Please see the following society guidelines first:
The 2006 American College of Cardiology/American Heart Association/European Society of Cardiology (ACC/AHA/ESC) guidelines:
●There is evidence and/or general agreement supporting RF ablation in
patients with symptomatic idiopathic VT that is drug-refractory, or in
such patients who are intolerant of drugs or do not desire long-term
drug therapy.
●The weight of evidence and/or opinion supports the use of beta
blockers and/or calcium channel blockers for the treatment of
symptomatic idiopathic VT.
●The weight of evidence and/or opinion supports the use of class IC
antiarrhythmic drugs as an alternative to or in combination with beta
blockers and/or calcium channel blockers for the treatment of
symptomatic idiopathic VT that arises from the RVOT. Subsequently, the
2009 European Heart Rhythm Association/Heart Rhythm Society (EHRA/HRS)
expert consensus statement recommended catheter ablation in the
following patients with idiopathic VT and without structural heart
disease [86]:
- Severely symptomatic patients with monomorphic VT.
- Monomorphic VT in patients in whom antiarrhythmic drugs are not
effective, not tolerated, or not desired.
- Patients with recurrent sustained polymorphic VT and VF (electrical storm) that is refractory to antiarrhythmic therapy when
there is a suspected trigger that can be targeted for ablation
Medical (non-interventional/ablative) management is what is recommended-- especially verapamil or a beta blocker as they are easy to take (pills), and have a pretty nice side effect profile. You can easily find the adverse effects online but they would primarily have to do with heart rate and blood pressure and those are easily monitored.
Ablation is a procedure a cardiology electrophysiologist would do in the "cath lab." This would be in conjunction with an "EP Study" which is an electrophysiology study of the heart to try to find the culprit location that starts the arrythmia. Ablation is sometimes used (see above) in medical-refractory cases.
You can consider amiodarone or other antiarrythmics but they have more side effects. Amiodarone is known to have a very long half life and a long list of side effects which require chronic monitoring (thyroid issues, lung issues, etc.) which is why they are not really first line usually in these cases though can be added on to the first line agents mentioned above.
As an aside:
- Cardioversion, per the roots of the word, is changing/turning the direction of the heart--> You can think of this as changing the rhythm.

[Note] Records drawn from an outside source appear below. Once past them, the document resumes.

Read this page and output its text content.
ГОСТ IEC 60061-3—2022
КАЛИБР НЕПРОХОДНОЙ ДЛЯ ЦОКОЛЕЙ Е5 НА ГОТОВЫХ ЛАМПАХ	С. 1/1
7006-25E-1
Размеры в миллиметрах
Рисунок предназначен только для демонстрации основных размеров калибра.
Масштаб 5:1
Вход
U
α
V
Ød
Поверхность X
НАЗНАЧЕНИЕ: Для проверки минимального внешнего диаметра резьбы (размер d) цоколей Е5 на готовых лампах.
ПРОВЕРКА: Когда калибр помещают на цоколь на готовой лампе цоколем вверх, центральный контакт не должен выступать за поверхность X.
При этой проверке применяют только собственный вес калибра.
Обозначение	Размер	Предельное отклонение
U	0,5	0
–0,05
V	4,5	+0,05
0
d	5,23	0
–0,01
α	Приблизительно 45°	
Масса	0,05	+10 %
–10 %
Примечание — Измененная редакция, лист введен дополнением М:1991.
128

- Defibrillation is a subset of cardioversion where it is done without any synchronization in cases of ventricular fibrillation. Defibrillation = Asynchronous cardioversion
- Many medical providers use the term cardioversion in cases of only supraventricular or ventricular tachycardia (in this case usually synchronous)
- Cardioversion, as it is changing the rhythm of the heart (electrical or chemical), includes defibrillation but usually is used as a term specific to supraventricular or ventricular tachycardia as defibrillation is more specific when cardioversion is used in ventricular fibrillation.